I used to always think that things would get better in my lifetime, and there’d be a happy ending, but now I’m beginning to wonder if it hasn’t gotten a little too far away from us. In fact it looks like things are way out of hand anymore. It’s the kind of mess you can’t clean up without just starting over. When did everyone decide it’s easier to give up and be uptight, restrictive, and intolerant with each other? When did people decide that nothing good should happen to anyone except those we approve of? And when did we collectively conclude that we know the single and only right way to be, right things to do and believe, and that those who think or believe otherwise can’t be trusted to run their own lives? Did I miss the moment when God came down on a flaming cloud, and decreed that now everyone has the right to sneer at, disrespect, humiliate, judge, and refuse to share with others? I mean, I believe I remember being told that all those things are wrong back in kindergarten – – were they mistaken, or something? Because it seemed to make sense to me. And I’ve been trying to live that way ever since. Oh, I’ve fucked up a lot along the way. I have lied, cheated (even at Scrabble…I am so embarrassed about that), even stolen, and worse. I have adultered and neglected obligations and gotten over, and maybe some of you have too.
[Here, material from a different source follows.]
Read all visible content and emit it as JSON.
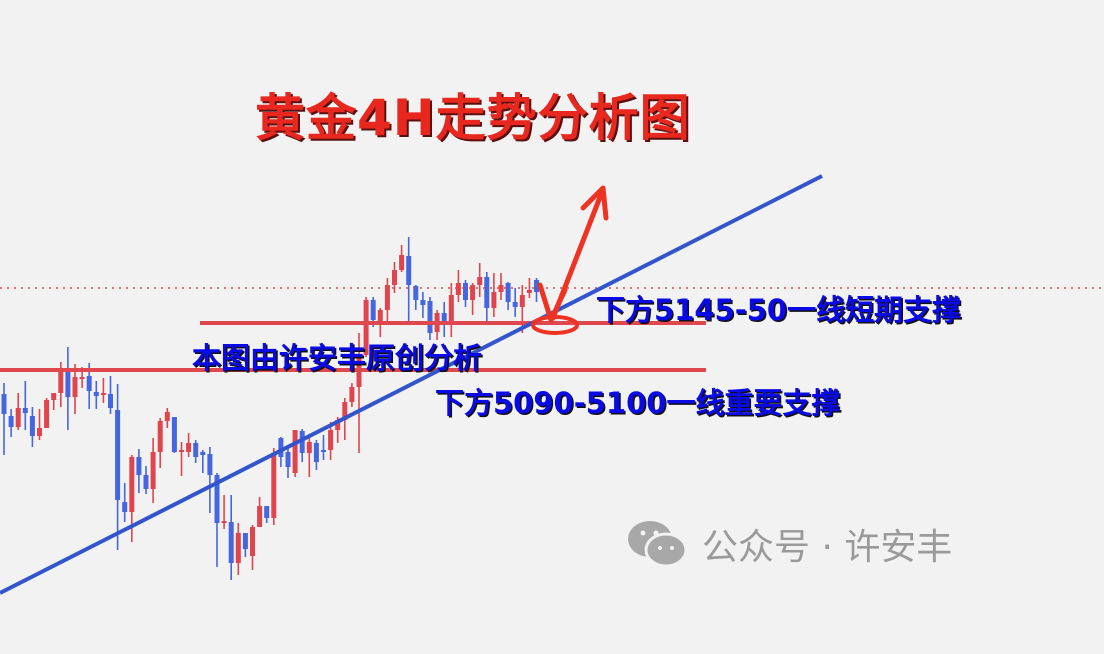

But I don’t think I ever thought that, having done whatever things I have been ashamed of, that it meant I should just go ahead and chuck the whole idea of being decent. It’s never meant that I should forget about other people’s feelings, or their dignity, and the wrong things I’ve done have never made me want to go out and try to make somebody else feel bad on top of it. Even in the scandalous midst of a great big stupid sin, you can still be a human being, and you can even try to make it right. What I’m trying to say is that even if you find yourself doing wrong sometimes, you don’t have to be mean about it. We have slipped so far down into the whole Puritan guilt-shame-thing, we don’t even see how far away we have gotten from being reasonable people. Morals are no use at all without ethics. Fear must be balanced with trust. And “zero tolerance” as a general policy doesn’t work unless you cut people a little slack once in awhile. When you raise a child, you make sure you have thoroughly explained the rules of living, and why they’re the rules, and what happens if you blow off the rules, and then if you’re sane you let them go out on their own eventually and get some experience in the field. You can’t make every decision for them forever, and you don’t have the right to; heck, most people wouldn’t even want to – who the hell has the time to be the monitor and dictator of someone else’s life? Yet that is the very approach we have evolved in recent decades to domestic legislation, and foreign policy. To all appearances we have entirely abandoned the idea of none of my business.

Do you remember when people used to say, “butt out’? (As opposed to butting in.) This has not stopped being a good idea in many situations. You may not believe this, but I swear it’s true: it has never occurred to me when giving out spare change to wonder what my fellow human being was going to do with it – – why on earth would I care? I absolutely believe that I am my brother’s keeper; but I am certainly not his Daddy. You know what I mean? Perhaps you are aware that anyone who has ever been convicted of selling drugs cannot receive housing assistance or live in public housing, cannot get any financial aid to go to school (and believe me, you’re not going to school without it!), is inelgible for most of the programs that we like to think will keep a person from starving or suffering grievously here in America. Oh, right, we want all them druggies living in a box under the freeway with nothing to eat – that’ll put ’em on the straight and narrow! It doesn’t make any sense to me. And even more disturbing is the underlying assumption that if you make a mistake, we’ll hate you forever. You deserve all the bad things that ever happen to you after that – in fact, you brought them on yourself. You say you got raped and beaten sleeping in that box under the freeway? Well, hey, you knew that could happen when you smoked that first joint. It’s on you, sister. I’m your Daddy, not your keeper.